Rabanal J M, Real M I, Williams M
Servicio de Anestesiología y Reanimación, Hospital Universitario 12 de Octubre, Madrid, Spain.
Servicio de Anestesiología y Reanimación, Hospital Universitario 12 de Octubre, Madrid, Spain.
Rev Esp Anestesiol Reanim. 2014 Oct;61(8):434-45. doi: 10.1016/j.redar.2014.05.015. Epub 2014 Aug 22.

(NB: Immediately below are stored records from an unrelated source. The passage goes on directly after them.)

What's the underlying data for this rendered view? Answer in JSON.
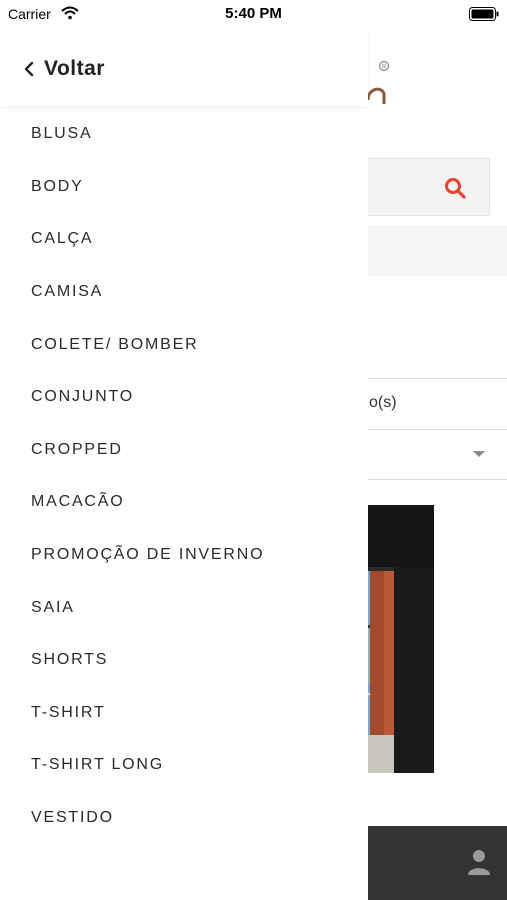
{
  "status_bar": {
    "carrier": "Carrier",
    "time": "5:40 PM"
  },
  "drawer": {
    "back_label": "Voltar",
    "categories": [
      "BLUSA",
      "BODY",
      "CALÇA",
      "CAMISA",
      "COLETE/ BOMBER",
      "CONJUNTO",
      "CROPPED",
      "MACACÃO",
      "PROMOÇÃO DE INVERNO",
      "SAIA",
      "SHORTS",
      "T-SHIRT",
      "T-SHIRT LONG",
      "VESTIDO"
    ]
  },
  "background": {
    "results_text_partial": "o(s)",
    "accent_color": "#e8432f",
    "logo_color": "#8a5a3c",
    "bottom_bar_color": "#333333"
  }
}
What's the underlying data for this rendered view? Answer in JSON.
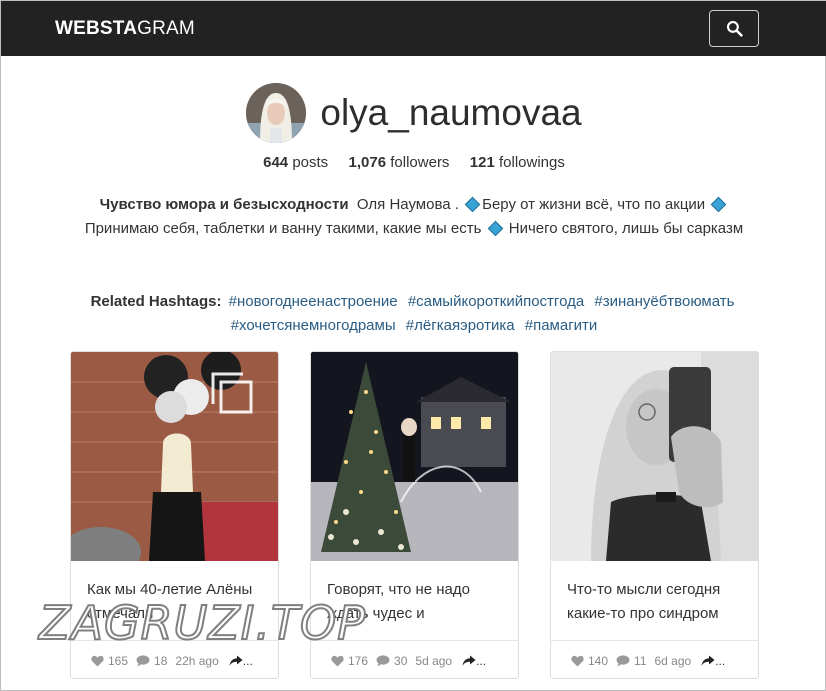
{
  "navbar": {
    "brand_bold": "WEBSTA",
    "brand_light": "GRAM",
    "search_icon": "search-icon"
  },
  "profile": {
    "username": "olya_naumovaa",
    "posts_count": "644",
    "posts_label": "posts",
    "followers_count": "1,076",
    "followers_label": "followers",
    "followings_count": "121",
    "followings_label": "followings",
    "bio_bold": "Чувство юмора и безысходности",
    "bio_part1": "Оля Наумова .",
    "bio_part2": "Беру от жизни всё, что по акции",
    "bio_part3": "Принимаю себя, таблетки и ванну такими, какие мы есть",
    "bio_part4": "Ничего святого, лишь бы сарказм"
  },
  "related": {
    "label": "Related Hashtags:",
    "tags": [
      "#новогоднеенастроение",
      "#самыйкороткийпостгода",
      "#зинануёбтвоюмать",
      "#хочетсянемногодрамы",
      "#лёгкаяэротика",
      "#памагити"
    ]
  },
  "posts": [
    {
      "caption": "Как мы 40-летие Алёны отмечали",
      "likes": "165",
      "comments": "18",
      "time": "22h ago",
      "more": "..."
    },
    {
      "caption": "Говорят, что не надо ждать чудес и",
      "likes": "176",
      "comments": "30",
      "time": "5d ago",
      "more": "..."
    },
    {
      "caption": "Что-то мысли сегодня какие-то про синдром",
      "likes": "140",
      "comments": "11",
      "time": "6d ago",
      "more": "..."
    }
  ],
  "watermark": "ZAGRUZI.TOP",
  "colors": {
    "navbar": "#222222",
    "link": "#2a5d84",
    "diamond": "#3aa3d6"
  }
}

Patients with pulmonary hypertension are some of the most challenging for an anaesthesiologist to manage. Pulmonary hypertension in patients undergoing surgical procedures is associated with high morbidity and mortality due to right ventricular failure, arrhythmias and ischaemia leading to haemodynamic instability. Lung transplantation is the only therapeutic option for end-stage lung disease. Patients undergoing lung transplantation present a variety of challenges for anaesthesia team, but pulmonary hypertension remains the most important. The purpose of this article is to review the anaesthetic management of pulmonary hypertension during lung transplantation, with particular emphasis on the choice of anaesthesia, pulmonary vasodilator therapy, inotropic and vasopressor therapy, and the most recent intraoperative monitoring recommendations to optimize patient care.
肺动脉高压患者是麻醉医生最难管理的患者群体之一。接受外科手术的患者出现肺动脉高压,会因右心室衰竭、心律失常和缺血导致血流动力学不稳定,从而具有较高的发病率和死亡率。肺移植是终末期肺病的唯一治疗选择。接受肺移植的患者给麻醉团队带来了各种挑战,但肺动脉高压仍然是最重要的挑战。本文旨在综述肺移植期间肺动脉高压的麻醉管理,特别强调麻醉方式的选择、肺血管扩张剂治疗、正性肌力药和血管加压药治疗,以及为优化患者护理而提出的最新术中监测建议。